On Tuesday, the Supreme Court issued three opinions and announced that will hear a case involving voter registration next Term. In one of the three opinions the Court issued on Tuesday, County of Los Angeles v. Mendez, the Court held, in a unanimous (8-0) opinion by Justice Alito that an officer’s reasonable use of force could not be understood to be unconstitutional by reference to things the officer had done earlier. In Mendez, the officers reasonably fired at a man pointing a BB gun at them. The question was whether their unconstitutional entry — without a warrant and without a knock-and-announce — into a shed where the man and his girlfriend, who were homeless, rendered the shooting unreasonable. As Rory Little explains in a particularly insightful SOCTUSblog post, it appears that the Court worked hard to achieve unanimity in this case and that it cabined its holding in significant ways, reminding courts that reasonableness is assessed on the totality of the circumstances and that law enforcement officers can be held responsible for the foreseeable consequences of their actions and even leaving open the possibility that the plaintiffs could prevail on remand.
In Impression Products, Inc. v. Lexmark International, Inc., the Court held that a patent holder cannot restrict a purchaser’s use or subsequent sale of a patented product, and it made clear that this legal rule applies to products sold both within in the United States and abroad. (The decision was 7-1, with Justice Ginsburg dissenting with respect to products sold abroad.) More analysis is available at Ars Technica. And in a unanimous (8-0) opinion by Justice Thomas, the Court held in Esquivel-Quintana v. Sessions that an immigrant’s conviction for sexual abuse of a minor arising out of a consensual relationship between the immigrant when he was 21 and his 17-year-old girlfriend did not qualify as an aggravated felony leading to automatic deportation.
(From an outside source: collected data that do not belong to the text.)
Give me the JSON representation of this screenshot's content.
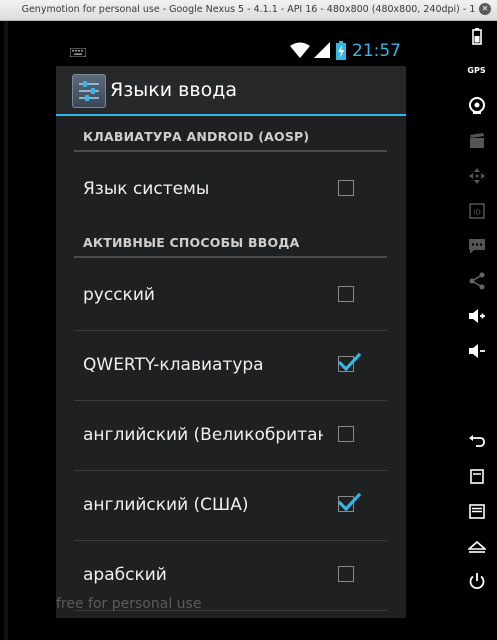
{
  "window": {
    "title": "Genymotion for personal use - Google Nexus 5 - 4.1.1 - API 16 - 480x800 (480x800, 240dpi) - 1",
    "close_glyph": "✕"
  },
  "statusbar": {
    "time": "21:57",
    "icons": [
      "keyboard-icon",
      "wifi-icon",
      "signal-icon",
      "battery-charging-icon"
    ],
    "accent_color": "#33b5e5"
  },
  "actionbar": {
    "title": "Языки ввода",
    "icon": "settings-app-icon"
  },
  "sections": [
    {
      "header": "КЛАВИАТУРА ANDROID (AOSP)",
      "items": [
        {
          "label": "Язык системы",
          "checked": false
        }
      ]
    },
    {
      "header": "АКТИВНЫЕ СПОСОБЫ ВВОДА",
      "items": [
        {
          "label": "русский",
          "checked": false
        },
        {
          "label": "QWERTY-клавиатура",
          "checked": true
        },
        {
          "label": "английский (Великобритания)",
          "checked": false
        },
        {
          "label": "английский (США)",
          "checked": true
        },
        {
          "label": "арабский",
          "checked": false
        }
      ]
    }
  ],
  "watermark": "free for personal use",
  "toolbar": {
    "gps_label": "GPS",
    "id_label": "ID",
    "items": [
      "battery-icon",
      "gps-icon",
      "camera-icon",
      "clapper-icon",
      "move-icon",
      "id-icon",
      "sms-icon",
      "share-icon",
      "volume-up-icon",
      "volume-down-icon",
      "back-icon",
      "home-icon",
      "menu-icon",
      "recent-apps-icon",
      "power-icon"
    ]
  }
}
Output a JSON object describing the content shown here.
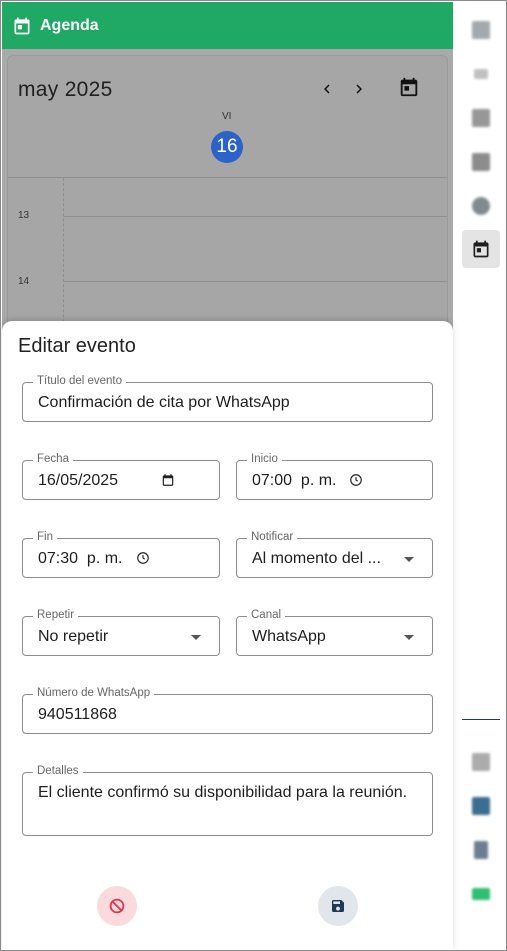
{
  "header": {
    "title": "Agenda"
  },
  "calendar": {
    "month_label": "may 2025",
    "weekday": "VI",
    "day_number": "16",
    "hours": [
      "13",
      "14"
    ]
  },
  "sidebar": {
    "items": [
      {
        "icon": "chart-icon",
        "color": "#9aa0a6"
      },
      {
        "icon": "pin-icon",
        "color": "#b0b0b0"
      },
      {
        "icon": "user-icon",
        "color": "#8e8e8e"
      },
      {
        "icon": "flag-icon",
        "color": "#8a8a8a"
      },
      {
        "icon": "settings-icon",
        "color": "#7f8c8d"
      },
      {
        "icon": "calendar-icon",
        "color": "#1f1f1f",
        "active": true
      },
      {
        "icon": "chat-icon",
        "color": "#a6a6a6"
      },
      {
        "icon": "people-icon",
        "color": "#3c6e8f"
      },
      {
        "icon": "doc-icon",
        "color": "#6c7f92"
      },
      {
        "icon": "money-icon",
        "color": "#2fbf71"
      }
    ]
  },
  "modal": {
    "title": "Editar evento",
    "fields": {
      "title": {
        "label": "Título del evento",
        "value": "Confirmación de cita por WhatsApp"
      },
      "date": {
        "label": "Fecha",
        "value": "16/05/2025"
      },
      "start": {
        "label": "Inicio",
        "value": "07:00  p. m."
      },
      "end": {
        "label": "Fin",
        "value": "07:30  p. m."
      },
      "notify": {
        "label": "Notificar",
        "value": "Al momento del ..."
      },
      "repeat": {
        "label": "Repetir",
        "value": "No repetir"
      },
      "channel": {
        "label": "Canal",
        "value": "WhatsApp"
      },
      "whatsapp": {
        "label": "Número de WhatsApp",
        "value": "940511868"
      },
      "details": {
        "label": "Detalles",
        "value": "El cliente confirmó su disponibilidad para la reunión."
      }
    }
  },
  "colors": {
    "header": "#20a965",
    "today": "#2d63c8",
    "cancel_bg": "#fadadd",
    "cancel_fg": "#e0344b",
    "save_bg": "#e1e6ec",
    "save_fg": "#1f3a57"
  }
}
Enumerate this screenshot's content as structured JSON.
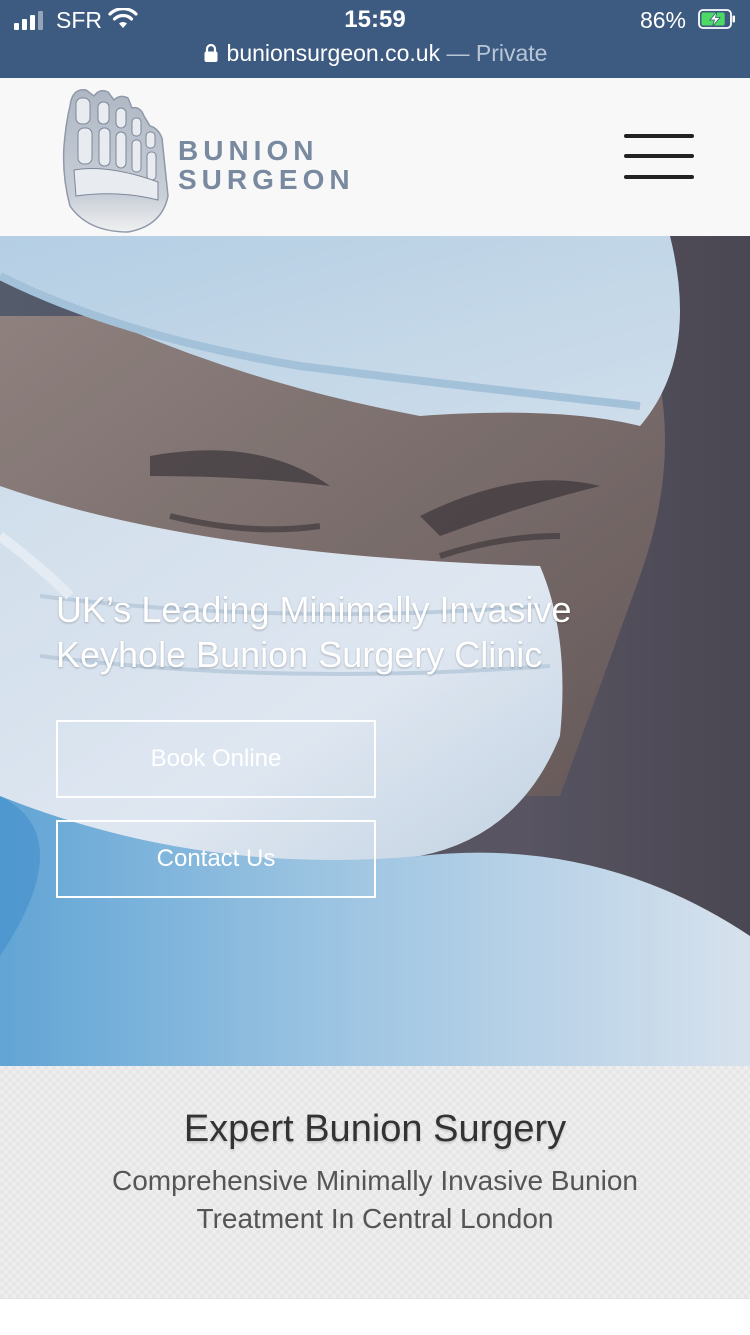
{
  "status_bar": {
    "carrier": "SFR",
    "time": "15:59",
    "battery": "86%",
    "battery_level": 0.86,
    "icons": [
      "signal-icon",
      "wifi-icon",
      "battery-charging-icon"
    ]
  },
  "url_bar": {
    "domain": "bunionsurgeon.co.uk",
    "separator": " — ",
    "mode": "Private",
    "icon": "lock-icon"
  },
  "header": {
    "logo_line1": "BUNION",
    "logo_line2": "SURGEON",
    "menu_icon": "hamburger-menu-icon"
  },
  "hero": {
    "title_line1": "UK’s Leading Minimally Invasive",
    "title_line2": "Keyhole Bunion Surgery Clinic",
    "book_button": "Book Online",
    "contact_button": "Contact Us"
  },
  "intro": {
    "title": "Expert Bunion Surgery",
    "subtitle": "Comprehensive Minimally Invasive Bunion Treatment In Central London"
  },
  "colors": {
    "browser_bar": "#3d5a80",
    "logo_text": "#7889a0",
    "header_bg": "#f8f8f8",
    "battery_fill": "#4cd964"
  }
}
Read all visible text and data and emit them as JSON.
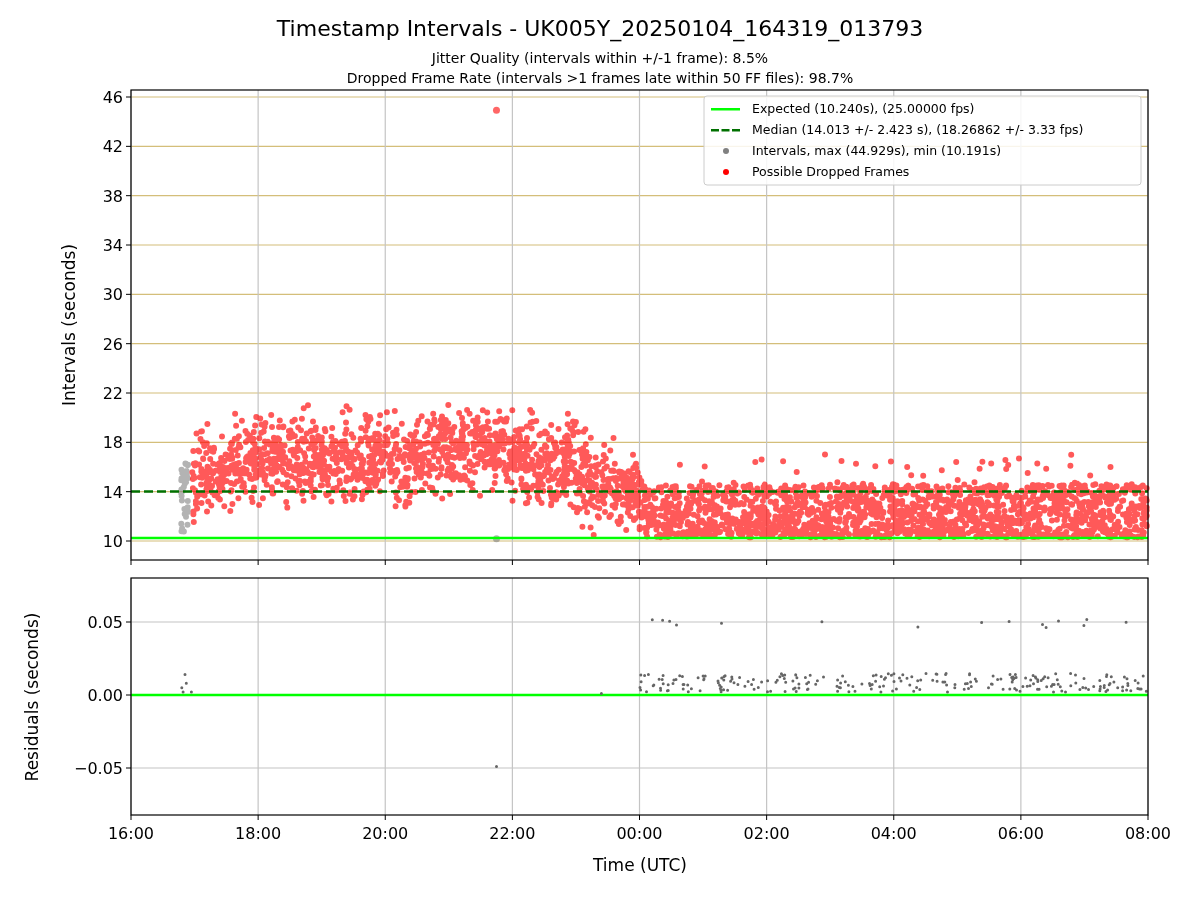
{
  "title": "Timestamp Intervals - UK005Y_20250104_164319_013793",
  "subtitles": [
    "Jitter Quality (intervals within +/-1 frame): 8.5%",
    "Dropped Frame Rate (intervals >1 frames late within 50 FF files): 98.7%"
  ],
  "top_plot": {
    "ylabel": "Intervals (seconds)",
    "yticks": [
      "46",
      "42",
      "38",
      "34",
      "30",
      "26",
      "22",
      "18",
      "14",
      "10"
    ],
    "legend": [
      {
        "label": "Expected (10.240s), (25.00000 fps)",
        "kind": "line",
        "color": "#00ff00"
      },
      {
        "label": "Median (14.013 +/- 2.423 s), (18.26862 +/- 3.33 fps)",
        "kind": "dashed",
        "color": "#007000"
      },
      {
        "label": "Intervals, max (44.929s), min (10.191s)",
        "kind": "dot",
        "color": "#808080"
      },
      {
        "label": "Possible Dropped Frames",
        "kind": "dot",
        "color": "#ff0000"
      }
    ]
  },
  "bottom_plot": {
    "ylabel": "Residuals (seconds)",
    "yticks": [
      "0.05",
      "0.00",
      "−0.05"
    ]
  },
  "x_axis": {
    "label": "Time (UTC)",
    "ticks": [
      "16:00",
      "18:00",
      "20:00",
      "22:00",
      "00:00",
      "02:00",
      "04:00",
      "06:00",
      "08:00"
    ]
  }
}
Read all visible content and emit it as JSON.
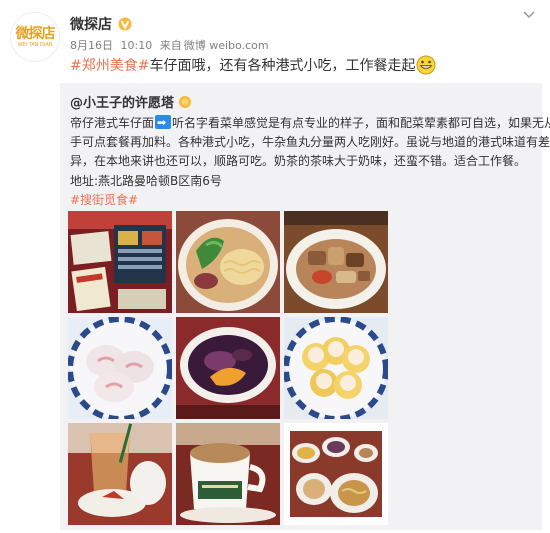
{
  "post": {
    "account_name": "微探店",
    "avatar_logo_main": "微探店",
    "avatar_logo_sub": "WEI TAN DIAN",
    "date": "8月16日",
    "time": "10:10",
    "source_prefix": "来自",
    "source": "微博 weibo.com",
    "tag": "#郑州美食#",
    "text": "车仔面哦，还有各种港式小吃，工作餐走起",
    "emoji": "grinning-face-emoji"
  },
  "repost": {
    "author": "@小王子的许愿塔",
    "line1_a": "帝仔港式车仔面",
    "line1_b": "听名字看菜单感觉是有点专业的样子，面和配菜荤素都可自选，如果无从下",
    "line2": "手可点套餐再加料。各种港式小吃，牛杂鱼丸分量两人吃刚好。虽说与地道的港式味道有差",
    "line3": "异，在本地来讲也还可以，顺路可吃。奶茶的茶味大于奶味，还蛮不错。适合工作餐。",
    "address": "地址:燕北路曼哈顿B区南6号",
    "tag": "#搜街觅食#"
  },
  "photos": [
    {
      "name": "photo-menu-table",
      "desc": "menu"
    },
    {
      "name": "photo-noodle-soup",
      "desc": "noodles"
    },
    {
      "name": "photo-beef-offal",
      "desc": "offal"
    },
    {
      "name": "photo-shrimp-dumplings",
      "desc": "dumplings"
    },
    {
      "name": "photo-dessert-bowl",
      "desc": "dessert"
    },
    {
      "name": "photo-siu-mai",
      "desc": "siumai"
    },
    {
      "name": "photo-milk-tea-glass",
      "desc": "milktea"
    },
    {
      "name": "photo-milk-tea-cup",
      "desc": "teacup"
    },
    {
      "name": "photo-table-spread",
      "desc": "spread"
    }
  ],
  "colors": {
    "tag": "#eb7350",
    "verified": "#f6b93a",
    "repost_bg": "#f2f2f5",
    "meta": "#808080"
  }
}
And the Court agreed to hear Husted v. A. Philip Randolph Institute, in order to review a Sixth Circuit decision holding that Ohio’s method of removing voters from the rolls violated two federal laws. The Atlantic provides some background about the case and related issues. At the same time, the Court failed to act in a number of closely watched cert petitions. It did not act in Pavan v. Smith, for example, which addresses whether it is a violation of the Fourteenth Amendment to deny married same-sex couples to have both their names on their child’s birth certificate. And yet again, it did not act in Masterpiece Cakeshop, Ltd. v. Colorado Civil Rights Commission, which tests religious objections to laws that protect people from discrimination based on sexual orientation. Nor did it act on several Second Amendment cases, including Peruta v. California, which addresses restrictions on the concealed carry of firearms, and Sessions v. Binderup, addressing the Second Amendment rights of felons. SCOTUSblog, which keeps a running list of “Petitions We’re Watching,” summarized Tuesday’s orders here.
In other news, President Trump’s administration may find itself before the Supreme Court for a last chance to argue that its travel ban is constitutional. As Reuters reports, multiple federal courts have again declined to lift injunctions placed on the ban. It is unclear if the administration would file for appeal soon, or if they will wait for the 9th Circuit to rule on the issue. If they take on the case, the Court will be “called upon to decide whether courts should always defer to the president over allowing certain people to enter the country, especially when national security is the stated reason for an action as in this case.” They will also decide if the ban does indeed “favor one religion over another,” an action prohibited by the Constitution. Experts believe this case will most likely make its way to the Court for a final decision. However, as Lyle Denniston of Constitution Daily reports, the administration must act quickly if they want the issue settled before fall. As this is a very important and hotly debated case, the Court might even hold a special sitting in the summer if they believe it is urgent enough.
Finally, Gill v. Whitford has been in the recent news. In this case, a three-judge district court struck down Wisconsin’s State Assembly map “because it was drawn to neutralize the votes of Democrats, depriving them of representation.” USA Today reports that this case and other similar cases “will present the court with a fundamental question about political power: How far can lawmakers go in choosing their voters, rather than the other way around?” The Court declined for decades to set a standard regarding partisan gerrymandering, and this case may lead it to do so for the first time. Alternatively, the Court could hold, as four justices urged the last time the Court considered the issue in Vieth v. Jubelirer, that legislative districting is a nonjusticiable political question. (Because of the type of case, which was heard by a three-judge district court, the parties have an appeal as of right to the Supreme Court. The Court can summarily affirm, but it is likely to order full briefing and argument because of the significance of the case.The state of Wisconsin has requested a stay so that it does not have to redraw the districts in the meantime. Justice Kagan has ordered a response by June 7.) Ariane de Vogue of CNN explains the background of this very important legal issue.